Strong organizations document:

  • leadership expectations
  • organizational philosophy
  • communication standards
  • accountability systems
  • and leadership conduct guidelines

Documentation creates:
clarity and continuity.

Without documentation:
leadership standards become:
emotionally interpreted differently by everyone.


IMPORTANT REALITY

Clear leadership standards reduce:
future conflict dramatically.


THE ROLE OF ORGANIZATIONAL SAFETY

Clear leadership standards create:
emotional safety.

People feel safer when:
they understand:

  • what leadership behavior to expect
  • how concerns are handled
  • and what standards protect the environment

Unclear leadership creates:
organizational anxiety and emotional unpredictability.


THE ROLE OF LONG-TERM STABILITY

Strong organizations ask:

  • What leadership behavior are we normalizing?
  • What expectations exist during pressure?
  • How should leaders communicate during conflict?
  • What emotional standards protect culture?
  • What accountability systems protect the organization?

Healthy organizations think:
proactively.

Not:
emotionally reactively.


IN SIMPLE TERMS

Healthy organizations define:
how leadership should operate BEFORE problems happen.


THE MOST IMPORTANT LEADERSHIP STANDARDS QUESTION

Leadership should constantly ask:

“If a major crisis happened tomorrow,

would leadership behavior strengthen the organization —
or emotionally destabilize it?”

That question reveals:
organizational readiness immediately.


THE HARD TRUTH ABOUT LEADERSHIP STANDARDS IN HOCKEY

Many organizations unintentionally create:
emotionally inconsistent leadership because:
expectations were never clearly defined.

People then lead based on:

  • personality
  • emotion
  • past experiences
  • or pressure

instead of:
shared organizational standards.

Strong organizations solve this intentionally.

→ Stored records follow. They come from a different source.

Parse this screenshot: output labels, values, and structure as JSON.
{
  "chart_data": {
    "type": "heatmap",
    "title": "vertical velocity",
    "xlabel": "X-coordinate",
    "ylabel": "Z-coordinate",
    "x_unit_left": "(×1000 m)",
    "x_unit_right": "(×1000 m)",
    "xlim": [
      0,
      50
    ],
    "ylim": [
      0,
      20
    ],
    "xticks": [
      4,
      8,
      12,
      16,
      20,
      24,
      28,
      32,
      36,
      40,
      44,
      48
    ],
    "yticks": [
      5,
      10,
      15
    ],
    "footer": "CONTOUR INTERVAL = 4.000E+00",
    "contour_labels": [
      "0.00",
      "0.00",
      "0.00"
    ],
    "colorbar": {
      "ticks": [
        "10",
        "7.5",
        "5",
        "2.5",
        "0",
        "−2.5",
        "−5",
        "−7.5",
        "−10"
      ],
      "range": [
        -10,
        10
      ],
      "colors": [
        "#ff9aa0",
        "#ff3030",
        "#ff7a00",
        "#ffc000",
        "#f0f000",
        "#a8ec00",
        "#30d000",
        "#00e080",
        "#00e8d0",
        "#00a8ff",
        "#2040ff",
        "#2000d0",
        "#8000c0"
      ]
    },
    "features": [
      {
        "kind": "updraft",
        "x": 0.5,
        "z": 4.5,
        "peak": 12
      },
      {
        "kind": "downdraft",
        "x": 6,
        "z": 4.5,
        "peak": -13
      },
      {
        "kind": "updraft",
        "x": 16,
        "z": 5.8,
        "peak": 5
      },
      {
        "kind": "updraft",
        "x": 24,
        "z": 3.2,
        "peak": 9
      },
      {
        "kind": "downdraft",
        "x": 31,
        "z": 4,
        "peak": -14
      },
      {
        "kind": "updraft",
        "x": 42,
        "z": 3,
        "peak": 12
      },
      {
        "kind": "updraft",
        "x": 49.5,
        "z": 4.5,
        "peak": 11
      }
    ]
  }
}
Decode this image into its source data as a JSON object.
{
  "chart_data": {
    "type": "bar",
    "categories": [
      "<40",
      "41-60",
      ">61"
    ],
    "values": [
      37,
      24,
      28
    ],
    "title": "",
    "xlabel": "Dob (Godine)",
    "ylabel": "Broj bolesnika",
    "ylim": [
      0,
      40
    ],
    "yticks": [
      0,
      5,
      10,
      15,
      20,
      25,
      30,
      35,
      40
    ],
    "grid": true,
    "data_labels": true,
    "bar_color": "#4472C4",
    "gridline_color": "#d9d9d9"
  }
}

HOW STRONG ORGANIZATIONS CREATE LEADERSHIP STANDARDS

Strong organizations:

  • define leadership behavior clearly
  • document expectations
  • reinforce communication standards
  • train emotional discipline
  • protect accountability
  • and align leadership culturally and operationally

Over time:
leadership becomes:

  • calmer
  • more professional
  • more consistent
  • and more trusted

That becomes:
organizational stability.


FINAL PRINCIPLE — DEFINE LEADERSHIP BEFORE CRISIS

Strong hockey organizations understand:
healthy leadership does not appear automatically during:
pressure,
conflict,
or adversity.

Healthy leadership must already exist through:

defined standards,

clear expectations,
emotional discipline,
and intentional organizational structure.

Because ultimately:
organizations under pressure always reveal:
the leadership culture they built BEFORE the pressure arrived.